Charlie and I visited Dan this afternoon, and they continue monitoring his blood pressure and waiting for the new kidney’s filtering to fully kick in. Even though the doctors are saying that this is not uncommon, I think Dan is a little disappointed the kidney hasn’t already gotten up to speed. They may do another ultrasound tomorrow, or perhaps a nuclear imaging test, to examine the blood flow to the kidney. So far though, no dialysis needed. This is great news. Also good news is that his blood sugar levels didn’t skyrocket like the docs thought they might, so Dan doesn’t have to start any insulin injections.

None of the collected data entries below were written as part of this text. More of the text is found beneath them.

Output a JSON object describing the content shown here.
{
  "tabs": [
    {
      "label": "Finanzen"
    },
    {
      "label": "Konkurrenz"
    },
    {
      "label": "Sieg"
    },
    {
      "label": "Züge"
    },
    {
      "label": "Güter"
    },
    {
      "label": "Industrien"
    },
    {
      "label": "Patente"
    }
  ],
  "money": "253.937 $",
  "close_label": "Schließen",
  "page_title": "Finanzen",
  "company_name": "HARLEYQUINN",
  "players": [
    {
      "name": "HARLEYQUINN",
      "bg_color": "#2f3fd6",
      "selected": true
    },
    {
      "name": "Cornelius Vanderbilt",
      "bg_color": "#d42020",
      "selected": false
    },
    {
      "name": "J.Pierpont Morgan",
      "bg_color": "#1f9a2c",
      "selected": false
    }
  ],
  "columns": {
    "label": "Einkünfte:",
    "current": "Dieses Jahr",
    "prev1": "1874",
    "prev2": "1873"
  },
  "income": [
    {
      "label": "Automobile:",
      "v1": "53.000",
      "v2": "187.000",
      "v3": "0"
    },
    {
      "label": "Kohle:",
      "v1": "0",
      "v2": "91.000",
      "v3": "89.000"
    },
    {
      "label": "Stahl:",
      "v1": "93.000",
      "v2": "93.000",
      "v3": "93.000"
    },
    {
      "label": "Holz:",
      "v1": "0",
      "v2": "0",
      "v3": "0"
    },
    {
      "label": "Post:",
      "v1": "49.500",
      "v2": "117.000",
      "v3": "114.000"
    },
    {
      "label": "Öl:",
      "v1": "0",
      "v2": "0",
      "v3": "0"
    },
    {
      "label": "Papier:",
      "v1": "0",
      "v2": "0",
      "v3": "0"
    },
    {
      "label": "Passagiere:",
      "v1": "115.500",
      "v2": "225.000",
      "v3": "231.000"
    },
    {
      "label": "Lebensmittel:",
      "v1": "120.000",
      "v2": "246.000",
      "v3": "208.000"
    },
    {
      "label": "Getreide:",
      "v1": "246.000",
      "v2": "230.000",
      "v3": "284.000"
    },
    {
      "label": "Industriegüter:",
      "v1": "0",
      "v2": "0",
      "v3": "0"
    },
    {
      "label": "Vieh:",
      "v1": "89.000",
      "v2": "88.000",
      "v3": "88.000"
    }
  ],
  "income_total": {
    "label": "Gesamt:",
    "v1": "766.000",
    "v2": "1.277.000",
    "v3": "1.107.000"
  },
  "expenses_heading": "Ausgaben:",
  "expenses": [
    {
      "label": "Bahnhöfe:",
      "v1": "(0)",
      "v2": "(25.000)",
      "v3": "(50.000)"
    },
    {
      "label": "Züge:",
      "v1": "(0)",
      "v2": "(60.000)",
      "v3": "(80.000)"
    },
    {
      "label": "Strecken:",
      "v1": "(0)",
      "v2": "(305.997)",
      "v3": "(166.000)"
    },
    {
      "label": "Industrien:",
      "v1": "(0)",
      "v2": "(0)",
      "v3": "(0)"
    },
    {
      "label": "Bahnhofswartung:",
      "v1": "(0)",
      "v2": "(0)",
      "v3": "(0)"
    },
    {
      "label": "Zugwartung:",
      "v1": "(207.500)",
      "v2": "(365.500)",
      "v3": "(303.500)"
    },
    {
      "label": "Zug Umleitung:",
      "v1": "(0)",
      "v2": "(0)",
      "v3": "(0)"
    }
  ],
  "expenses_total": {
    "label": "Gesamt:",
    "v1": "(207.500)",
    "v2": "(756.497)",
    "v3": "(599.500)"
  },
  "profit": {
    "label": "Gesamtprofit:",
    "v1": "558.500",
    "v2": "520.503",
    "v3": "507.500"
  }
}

We watched a movie together and helped Dan walk around the floor — his second walk of the day, and it didn’t seem to cause him much pain. He doesn’t have his morphine clicker anymore, but he is taking a huge amount of pills. I think he said he had already gone through about 30 before we got there, and the nurse came in with another 15 tablets during dinner.

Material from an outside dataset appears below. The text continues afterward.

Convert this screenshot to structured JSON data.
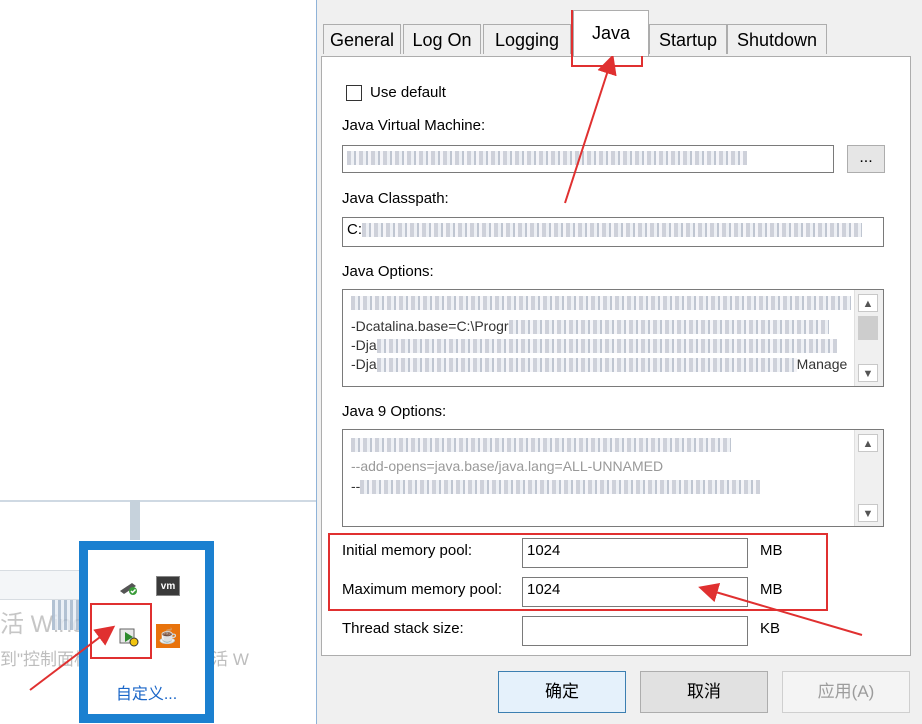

Dan received a large white binder today, filled with instructions for when he leaves the hospital. We’re hoping he gets to come home Thursday. I’m not quite sure how well he’s going to be navigating the stairs, but his doctor said it shouldn’t be too much of a problem. He’ll need to adhere to a strict schedule of taking his medications daily and going in for lab work three mornings a week (I didn’t get through the whole book so I’m sure there’s other stuff that I’ll catch up on later). I immediately started planning an Excel spreadsheet to track it all. What a nerd.